Demand for Ruru Baked pints got so high during the pandemic that Ronquillo was compelled to scale up her business. 

“I think the pandemic actually helped us in that way where people wanted to support local businesses and all you could do at the time was eat if you were leaving the house… and we provided comfort food for people,” she says.

By opening in the middle of a lockdown, she and her team were able to start slow with an almost three-month soft launch. They were also aware of pandemic-related restrictions from the get-go.
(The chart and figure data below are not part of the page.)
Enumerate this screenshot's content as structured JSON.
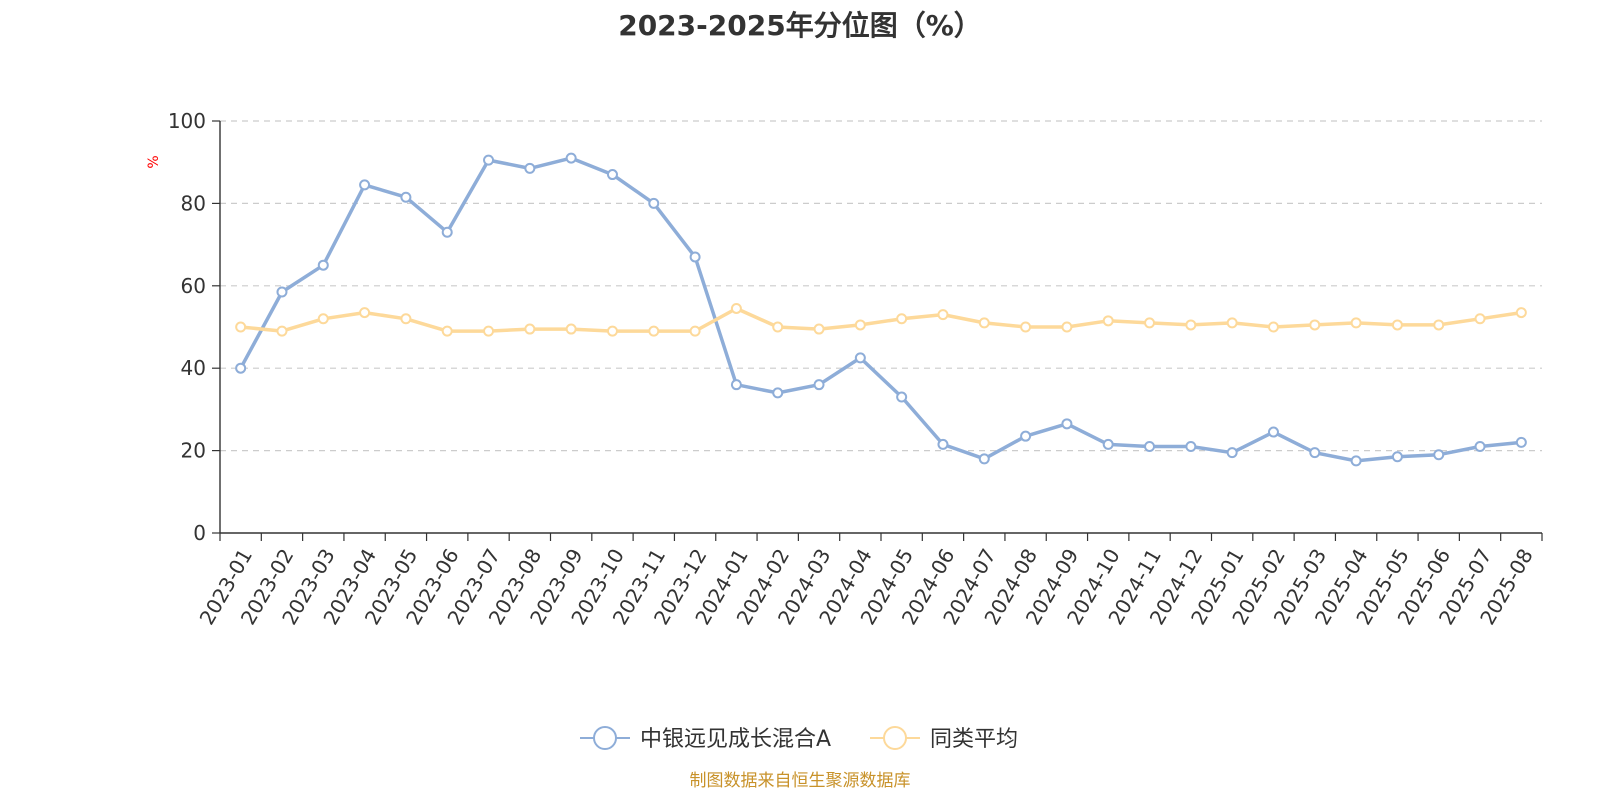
{
  "colors": {
    "series1": "#8eadd8",
    "series2": "#fdd99a",
    "grid": "#cccccc",
    "axis": "#333333",
    "ylabel": "#ff0000",
    "footer": "#c8922a"
  },
  "footer": "制图数据来自恒生聚源数据库",
  "chart_data": {
    "type": "line",
    "title": "2023-2025年分位图（%）",
    "ylabel": "%",
    "xlabel": "",
    "ylim": [
      0,
      100
    ],
    "yticks": [
      0,
      20,
      40,
      60,
      80,
      100
    ],
    "grid": true,
    "legend_position": "bottom-center",
    "categories": [
      "2023-01",
      "2023-02",
      "2023-03",
      "2023-04",
      "2023-05",
      "2023-06",
      "2023-07",
      "2023-08",
      "2023-09",
      "2023-10",
      "2023-11",
      "2023-12",
      "2024-01",
      "2024-02",
      "2024-03",
      "2024-04",
      "2024-05",
      "2024-06",
      "2024-07",
      "2024-08",
      "2024-09",
      "2024-10",
      "2024-11",
      "2024-12",
      "2025-01",
      "2025-02",
      "2025-03",
      "2025-04",
      "2025-05",
      "2025-06",
      "2025-07",
      "2025-08"
    ],
    "series": [
      {
        "name": "中银远见成长混合A",
        "color": "#8eadd8",
        "values": [
          40,
          58.5,
          65,
          84.5,
          81.5,
          73,
          90.5,
          88.5,
          91,
          87,
          80,
          67,
          36,
          34,
          36,
          42.5,
          33,
          21.5,
          18,
          23.5,
          26.5,
          21.5,
          21,
          21,
          19.5,
          24.5,
          19.5,
          17.5,
          18.5,
          19,
          21,
          22
        ]
      },
      {
        "name": "同类平均",
        "color": "#fdd99a",
        "values": [
          50,
          49,
          52,
          53.5,
          52,
          49,
          49,
          49.5,
          49.5,
          49,
          49,
          49,
          54.5,
          50,
          49.5,
          50.5,
          52,
          53,
          51,
          50,
          50,
          51.5,
          51,
          50.5,
          51,
          50,
          50.5,
          51,
          50.5,
          50.5,
          52,
          53.5
        ]
      }
    ]
  }
}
“We built the service for a pandemic scenario, whereas I think a lot of businesses that had dine-in services, it was really hard for them,” she says.

Ruru Baked

East of Yonge Street, Parry Sohi signed a lease on a space for his flagship gelato shop in February 2020, mere weeks before the World Health Organization declared COVID-19 a global pandemic and the city shut down. 

Prior to setting up his ice cream HQ at Yonge and Charles Streets, Sohi ran Nani’s Gelato out of a commissary kitchen in Mississauga and sold his Indian, Asian-fusion and Italian-inspired gelato from a food truck he drove all around Toronto. His new space now provides customers with a more permanent gelato fix and gives him, and his co-chef Christie Lai, space to create new flavours for their ever-evolving menu, which switches up every two weeks.

Nani's Gelato

That rotating menu, revealed on Mondays via Instagram, helped build Nani’s loyal following. In fact, Sohi credits social media and digital communications with propelling his brand forward.
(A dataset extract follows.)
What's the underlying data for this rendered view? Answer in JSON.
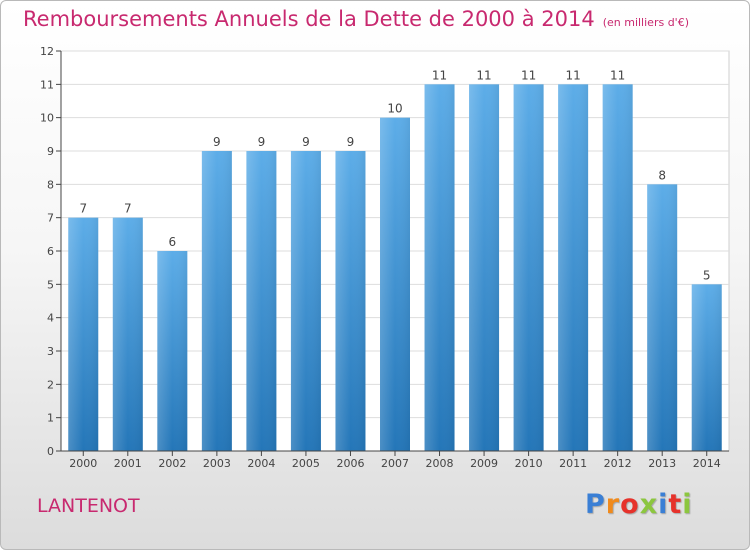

“I think the ability to communicate digitally now through those social media platforms can make or break a business. I don’t think it’s much more complicated than that,” he says. That means interacting with customers via comments and direct messages and enticing folks with the flavours they can expect in-store.

Parry Sohi, Nani's Gelato

Sohi has even gotten flavour suggestions from customers, especially for nostalgic flavours based on childhood memories of specific, regional foods from all over the world—like gulab jamun and falooda, which are currently in development. Not to mention, Nani’s most popular flavour is Punjabi milk cake, a take on the Indian dessert. 

Like Nani’s, both Wittig and Ronquillo also tap into nostalgia with their flavours—think Milo, Ribena and a McCain’s Deep and Delicious-inspired flavour at Ruru Baked and peanut butter and saltine crackers at Honey’s.

If ice cream wasn’t happy-making enough, these nostalgia-inducing flavours give customers a sweet taste of the past—ultimately providing a lick of an escape during the pandemic.